Let $K$ be an algebraic number field and $R$ be the ring of the integers of $K$. Show that an element $u\in R$ is a unit of $R$ if and only if $N_{K/\mathbb{Q}}(u)\in \{-1,1\}$.
It is easy to show units are of norm {-1,1}. But on the other hand, I have no idea.
On
Write the minimal polynomial of $\alpha$, your candidate unit as
$$p(x) = a_0+a_1x+\ldots + x^n$$
Then note that
$$\alpha^{-n}p(\alpha) = a_0\alpha^{-n} + a_1 \alpha^{-(n-1)}+\ldots + a_n=0.$$
This is a polynomial with coefficients over $\Bbb Z$ of smallest degree possible for $\alpha$ to satisfy, and all the coefficients are already known to be coprime, so after dividing everything by $a_0$ this is the minimal polynomial over $\Bbb Q$ for $\alpha^{-1}$, and by definition this is an algebraic integer, i.e. $\alpha$ is a unit, iff the minimal polynomial has coefficients in $\Bbb Z$, i.e. $a_0|a_i$ for all $1\le i\le n$, but if they are coprime and still $a_0$ divides all the others we know that $a_0=\pm 1$ by the fundamental theorem of arithmetic.
On
Without using ideals: - if $u\in R$ is a unit, then $N(u)N(u^{-1}) = 1$, an equation in $\mathbf Z$, hence $N(u) =\pm 1$ - conversely, if $u\in R$ has norm $\pm1$, as an algebraic integer $u$ is a root of a polynomial of the form $X^n + ... + a_1 X\pm1\in \mathbf Z[X]$, hence $\pm(u^{n-1} + ... + a_1)\in R$ is the inverse of $u$ .
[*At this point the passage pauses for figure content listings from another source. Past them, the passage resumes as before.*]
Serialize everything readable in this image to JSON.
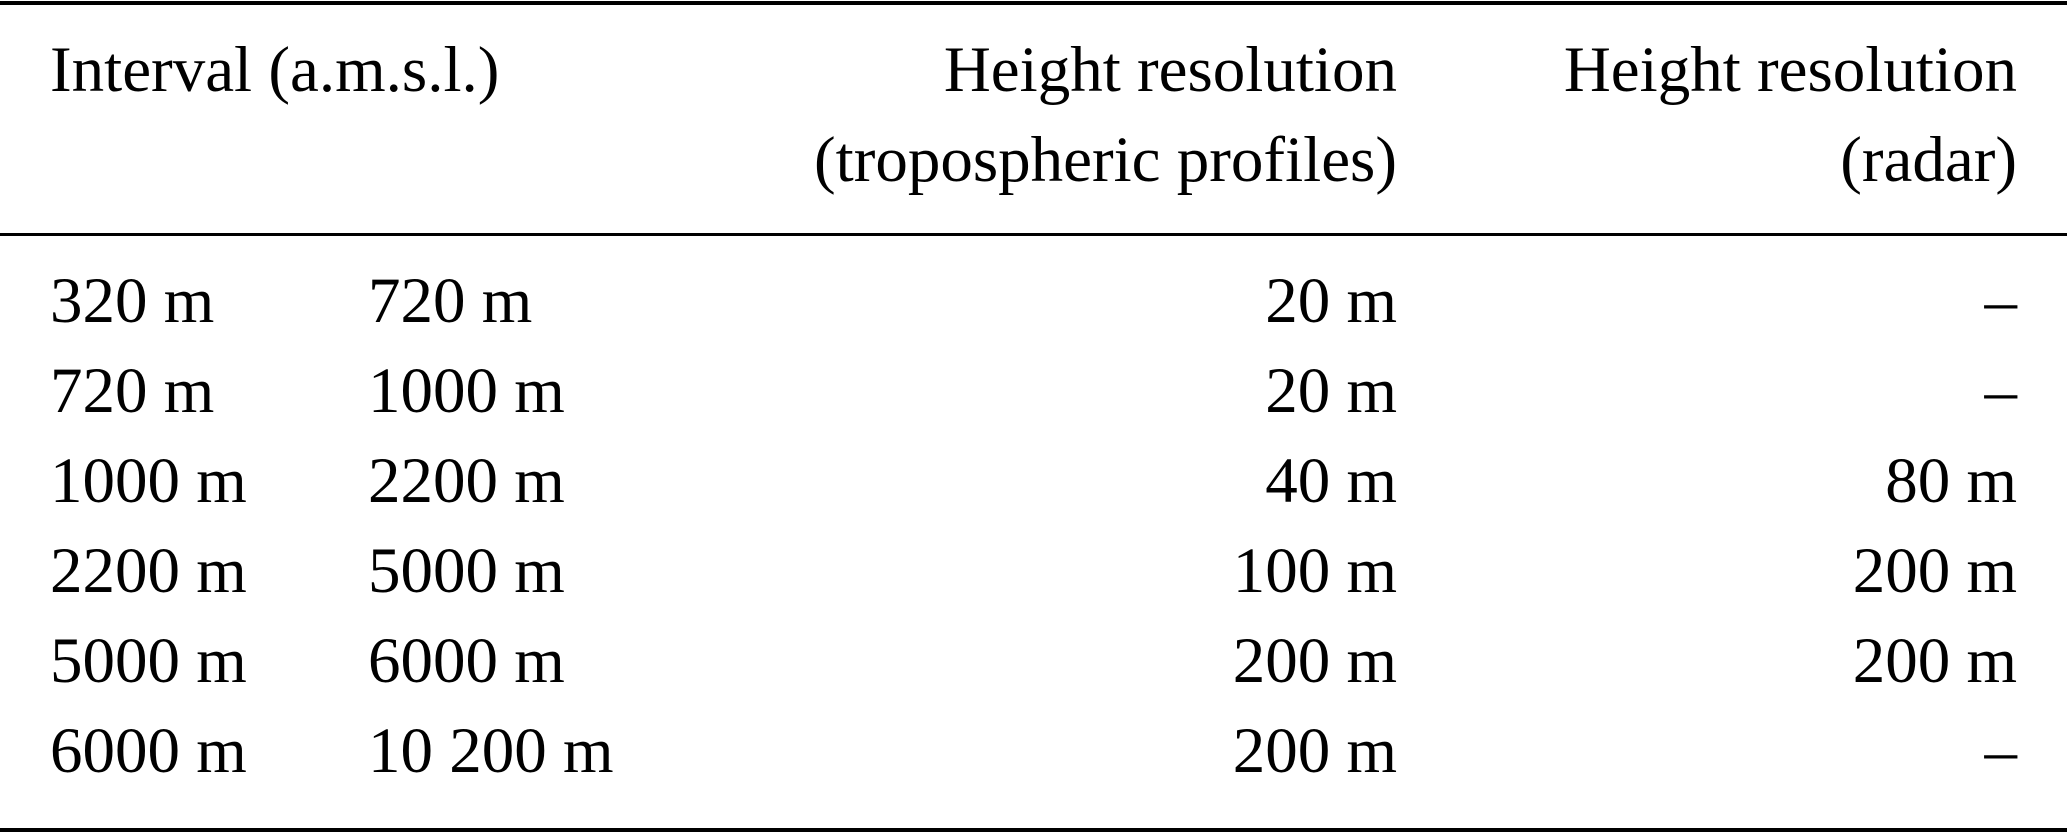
{
  "table": {
    "headers": {
      "interval": "Interval (a.m.s.l.)",
      "tropo_line1": "Height resolution",
      "tropo_line2": "(tropospheric profiles)",
      "radar_line1": "Height resolution",
      "radar_line2": "(radar)"
    },
    "rows": [
      {
        "from": "320 m",
        "to": "720 m",
        "tropo": "20 m",
        "radar": "–"
      },
      {
        "from": "720 m",
        "to": "1000 m",
        "tropo": "20 m",
        "radar": "–"
      },
      {
        "from": "1000 m",
        "to": "2200 m",
        "tropo": "40 m",
        "radar": "80 m"
      },
      {
        "from": "2200 m",
        "to": "5000 m",
        "tropo": "100 m",
        "radar": "200 m"
      },
      {
        "from": "5000 m",
        "to": "6000 m",
        "tropo": "200 m",
        "radar": "200 m"
      },
      {
        "from": "6000 m",
        "to": "10 200 m",
        "tropo": "200 m",
        "radar": "–"
      }
    ]
  }
}
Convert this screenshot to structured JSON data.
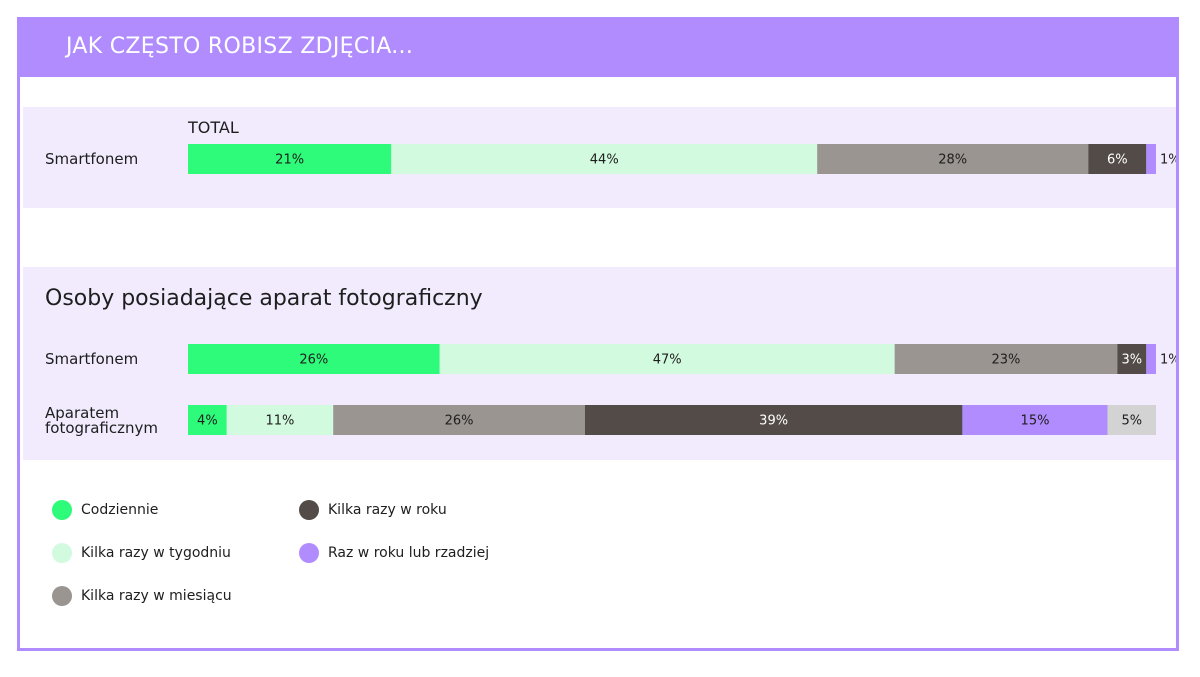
{
  "header": {
    "title": "JAK CZĘSTO ROBISZ ZDJĘCIA..."
  },
  "colors": {
    "accent": "#b08cff",
    "band": "#f1ebfd",
    "categories": [
      "#2dfb79",
      "#d2fadf",
      "#9a9590",
      "#524b47",
      "#b08cff",
      "#d3d3d3"
    ],
    "label_text": [
      "#1e1e1e",
      "#1e1e1e",
      "#1e1e1e",
      "#ffffff",
      "#1e1e1e",
      "#1e1e1e"
    ]
  },
  "chart_data": [
    {
      "type": "bar",
      "orientation": "horizontal",
      "stacked": true,
      "title": "TOTAL",
      "categories": [
        "Smartfonem"
      ],
      "series": [
        {
          "name": "Codziennie",
          "values": [
            21
          ]
        },
        {
          "name": "Kilka razy w tygodniu",
          "values": [
            44
          ]
        },
        {
          "name": "Kilka razy w miesiącu",
          "values": [
            28
          ]
        },
        {
          "name": "Kilka razy w roku",
          "values": [
            6
          ]
        },
        {
          "name": "Raz w roku lub rzadziej",
          "values": [
            1
          ]
        }
      ],
      "value_labels": [
        [
          "21%",
          "44%",
          "28%",
          "6%",
          "1%"
        ]
      ],
      "xlim": [
        0,
        100
      ]
    },
    {
      "type": "bar",
      "orientation": "horizontal",
      "stacked": true,
      "title": "Osoby posiadające aparat fotograficzny",
      "categories": [
        "Smartfonem",
        "Aparatem fotograficznym"
      ],
      "series": [
        {
          "name": "Codziennie",
          "values": [
            26,
            4
          ]
        },
        {
          "name": "Kilka razy w tygodniu",
          "values": [
            47,
            11
          ]
        },
        {
          "name": "Kilka razy w miesiącu",
          "values": [
            23,
            26
          ]
        },
        {
          "name": "Kilka razy w roku",
          "values": [
            3,
            39
          ]
        },
        {
          "name": "Raz w roku lub rzadziej",
          "values": [
            1,
            15
          ]
        },
        {
          "name": "",
          "values": [
            0,
            5
          ]
        }
      ],
      "value_labels": [
        [
          "26%",
          "47%",
          "23%",
          "3%",
          "1%",
          ""
        ],
        [
          "4%",
          "11%",
          "26%",
          "39%",
          "15%",
          "5%"
        ]
      ],
      "xlim": [
        0,
        100
      ]
    }
  ],
  "sections": [
    {
      "title": "TOTAL",
      "rows": [
        {
          "label_lines": [
            "Smartfonem"
          ]
        }
      ]
    },
    {
      "title": "Osoby posiadające aparat fotograficzny",
      "rows": [
        {
          "label_lines": [
            "Smartfonem"
          ]
        },
        {
          "label_lines": [
            "Aparatem",
            "fotograficznym"
          ]
        }
      ]
    }
  ],
  "legend": {
    "items": [
      {
        "label": "Codziennie"
      },
      {
        "label": "Kilka razy w tygodniu"
      },
      {
        "label": "Kilka razy w miesiącu"
      },
      {
        "label": "Kilka razy w roku"
      },
      {
        "label": "Raz w roku lub rzadziej"
      }
    ]
  }
}
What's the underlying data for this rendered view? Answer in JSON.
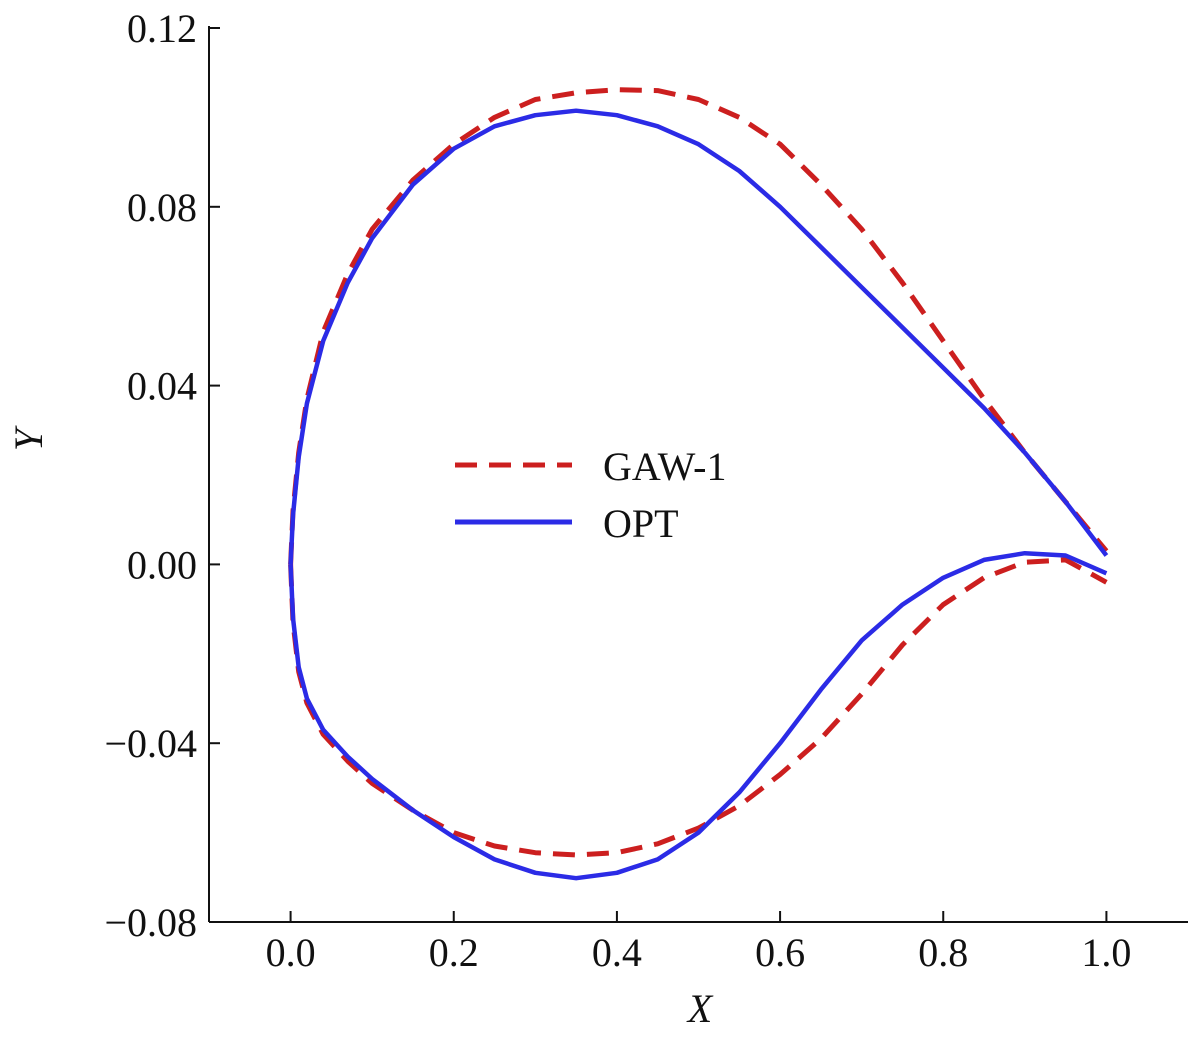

If the norm of an element $u\in R$ is $\pm1$, then the ideal $(u)$ has norm $\pm1$. Norm is multiplicative, so in particular $(u)$ cannot have any prime factors. In ideals, to contain is to divide; hence $(u)$ is not contained in a maximal ideal, i.e. it is the unit ideal.